Le marché automobile se porte mal en Europe, et la France n’y fait pas exception. Dans ce contexte de crise, les constructeurs tricolores sont particulièrement touchés.
Restaurer une prime à la casse arrêtée fin 2010 boosterait logiquement les ventes, mais plutôt celles des citadines bon marché. Sur ce type de modèles, les constructeurs n’ont pas d’énormes marges, surtout sur des versions d’entrée de gamme dépouillées.
Si l’état français relançait une prime à la casse, ce sont aussi des voitures fabriquées à l’étranger qui en profiteraient : la Renault Twingo est assemblée en Slovénie, et les Citroën C1 et Peugeot 107 sont fabriquées en République Tchèque.

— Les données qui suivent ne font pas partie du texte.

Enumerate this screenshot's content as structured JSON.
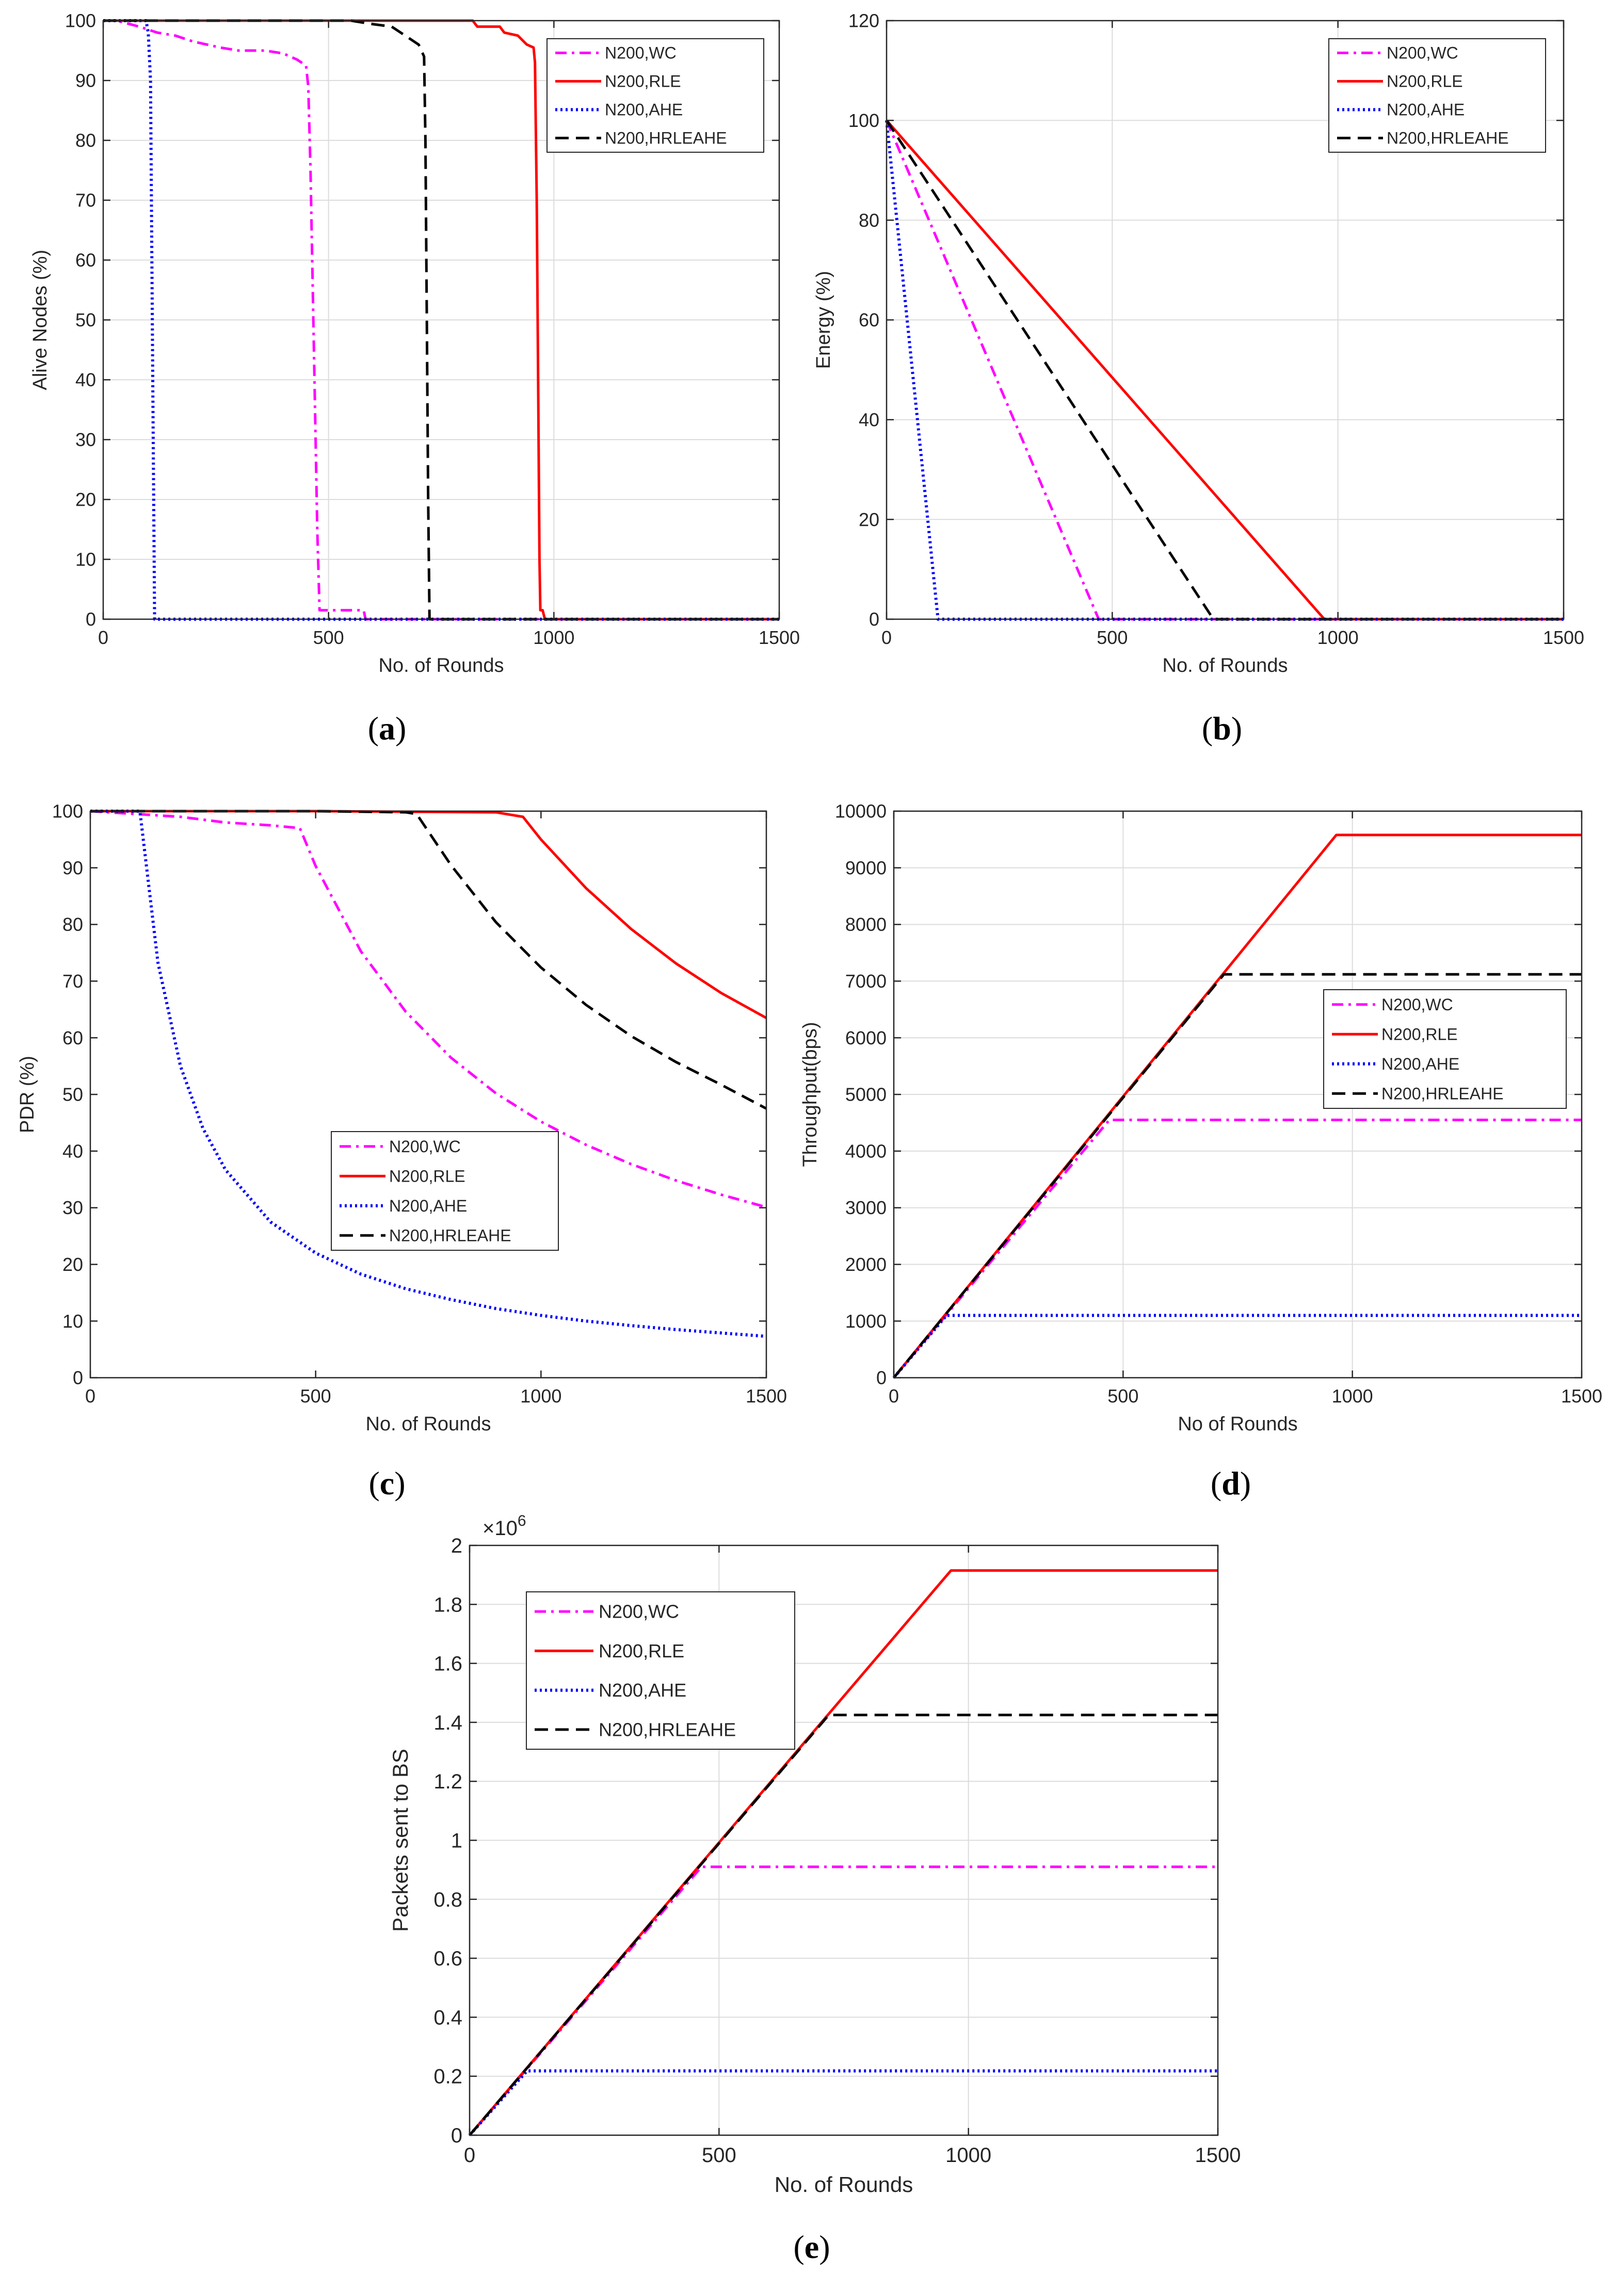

Certes, des voitures fabriquées en France comme la Citroën C3 seraient aussi concernées, mais le soutien financier aux constructeurs automobiles ne profiterait pas majoritairement à l’industrie française.
L’Agence de Notation Fitch Ratings insite aussi sur un danger du retour des primes à la casse, car cela habitue les consommateurs à acheter des produits avec de grosses remises. L’Agence annonce aussi que ce recul des ventes inéluctable touchera particulièrement Peugeot, Fiat et Renault.

En France, l’usine PSA de Aulnay pourrait fermer en 2014, avec la destruction de milliers d’emplois.

Faut-il devenir protectionnistes et favoriser les achats de voitures neuve Made in France ? Cette thématique a été un sujet de l’élection présidentielle : nous verrons comment le gouvernement peut mettre en oeuvre des leviers dans ce sens.